WINSLOW — A townwide revaluation was completed this year, and many Winslow property owners have seen their assessments jump, resulting in significantly larger tax bills even though the municipal tax rate has decreased, leading some property owners to express frustration this week at a Town Council meeting.

The meeting Monday drew more than 50 residents and began with a public comment period that involved tense exchanges as council Chairman Peter Drapeau and Town Manager Erica LaCroix explained the reasons for the increased tax bills the town mailed earlier this month to property owners.

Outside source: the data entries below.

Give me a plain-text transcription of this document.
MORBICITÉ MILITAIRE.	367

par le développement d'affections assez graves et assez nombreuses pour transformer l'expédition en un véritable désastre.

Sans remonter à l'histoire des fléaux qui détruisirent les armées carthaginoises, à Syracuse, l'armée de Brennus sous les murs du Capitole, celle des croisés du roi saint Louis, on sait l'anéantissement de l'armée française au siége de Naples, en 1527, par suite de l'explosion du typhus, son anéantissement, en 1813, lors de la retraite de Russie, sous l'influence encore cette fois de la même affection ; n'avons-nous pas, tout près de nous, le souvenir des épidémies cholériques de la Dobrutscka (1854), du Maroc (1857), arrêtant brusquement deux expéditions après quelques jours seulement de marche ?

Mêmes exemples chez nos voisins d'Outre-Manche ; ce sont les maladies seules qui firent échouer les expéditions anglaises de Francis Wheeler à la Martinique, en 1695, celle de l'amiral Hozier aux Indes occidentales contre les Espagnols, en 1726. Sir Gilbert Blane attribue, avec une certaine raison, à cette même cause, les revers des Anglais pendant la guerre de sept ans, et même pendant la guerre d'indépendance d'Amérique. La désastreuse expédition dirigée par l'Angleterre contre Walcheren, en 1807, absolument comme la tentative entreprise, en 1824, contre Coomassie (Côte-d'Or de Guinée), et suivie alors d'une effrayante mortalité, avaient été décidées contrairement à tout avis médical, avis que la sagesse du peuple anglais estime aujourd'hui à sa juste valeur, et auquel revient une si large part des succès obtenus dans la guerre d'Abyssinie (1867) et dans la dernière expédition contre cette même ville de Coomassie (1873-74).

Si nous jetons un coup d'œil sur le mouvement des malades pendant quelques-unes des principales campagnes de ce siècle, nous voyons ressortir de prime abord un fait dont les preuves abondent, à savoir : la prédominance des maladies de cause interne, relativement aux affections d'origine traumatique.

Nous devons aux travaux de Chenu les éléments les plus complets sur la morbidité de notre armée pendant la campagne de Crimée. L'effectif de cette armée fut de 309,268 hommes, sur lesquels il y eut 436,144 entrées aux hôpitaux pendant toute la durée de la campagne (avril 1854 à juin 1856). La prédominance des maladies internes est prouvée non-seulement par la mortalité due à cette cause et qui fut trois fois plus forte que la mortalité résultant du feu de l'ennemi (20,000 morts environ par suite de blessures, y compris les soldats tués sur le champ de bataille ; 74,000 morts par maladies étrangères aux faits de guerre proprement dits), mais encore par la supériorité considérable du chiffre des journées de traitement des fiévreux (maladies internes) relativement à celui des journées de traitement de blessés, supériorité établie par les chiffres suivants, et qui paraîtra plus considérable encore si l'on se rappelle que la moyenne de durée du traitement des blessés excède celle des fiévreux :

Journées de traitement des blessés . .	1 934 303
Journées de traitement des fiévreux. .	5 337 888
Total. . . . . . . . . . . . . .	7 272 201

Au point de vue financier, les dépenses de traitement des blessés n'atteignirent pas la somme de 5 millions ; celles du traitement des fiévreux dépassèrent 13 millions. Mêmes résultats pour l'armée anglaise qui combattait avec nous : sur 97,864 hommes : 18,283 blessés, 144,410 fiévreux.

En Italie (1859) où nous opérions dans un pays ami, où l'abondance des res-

While the town’s new $31 million budget reduced property taxes from $21.20 to $15 per $1,000 of $1,000 of assessed valuation, town officials said residents are seeing larger bills because the town conducted its first revaluation in 15 years, and it led to Winslow’s overall assessed value increasing by more than 35%. The increase in residential properties was particularly sharp, Drapeau said.

“What happened in Winslow is that 90% of the homes are undervalued,” he said. “The last time a (revaluation) was done was in 2008. It was supposed to be done in 2018. We have been treading water from 2018 to now to redo the revaluation. We’ve been penalized for the past three years from the state because we didn’t do it.”

The assessment of certain types of properties increased much more than others. The estimated values of single-family and multifamily homes rose by 73% and 85%, respectively, according to a memorandum from Judy Mathiau, Winslow’s town assessor. The value of manufactured housing, which includes mobile homes and prefabricated houses, increased by 95%.

Commercial properties, however, increased in value by only 40%. LaCroix said there was “no way we could have forseen” the differing assessments.


The revaluation was conducted by KRT Appraisal, based in Haverhill, Massachusetts.

Residents told the Town Council that working-class people could be priced out of Winslow. In an animated exchange with Drapeau, one resident said the revaluation does not accurately reflect property values in Winslow, and “the bubble is in the process of bursting.”

“My property tax was assessed by complete strangers from Massachusetts that the town paid for to the tune of $200,000,” the resident said. “My house has increased, according to the tax assessor, $120,000. I haven’t done a damn thing to the house. In my mind, it’s depreciated.”

LaCroix said property assessments have risen across the board, even if homeowners have not improved or upgraded their home or property. The state constitution mandates all properties be assessed so a fair tax rate can be established, she said.

“The process is mandatory,” LaCroix said. “The state requires that you do it because in the state constitution, we are supposed to be equitable in the way that properties are assessed. So when you get too far down the road, you start seeing things get out of whack, which is where we’re getting to here.”

Residents said they are worried Winslow’s low- and middle-income residents will bear much of the financial pain of larger tax bills. Resident Ryan Clark warned that landlords might raise rents to cover increased property taxes.

“You’re going to drive working-class people out of town. Rent is going to have to go way up,” he said. “It’s not just people who own houses who are going to pay more. The landlord is going to pass that cost right on to the people that rent. Everybody’s going to pay more. Winslow should not just exist for rich people. It should exist for everybody.”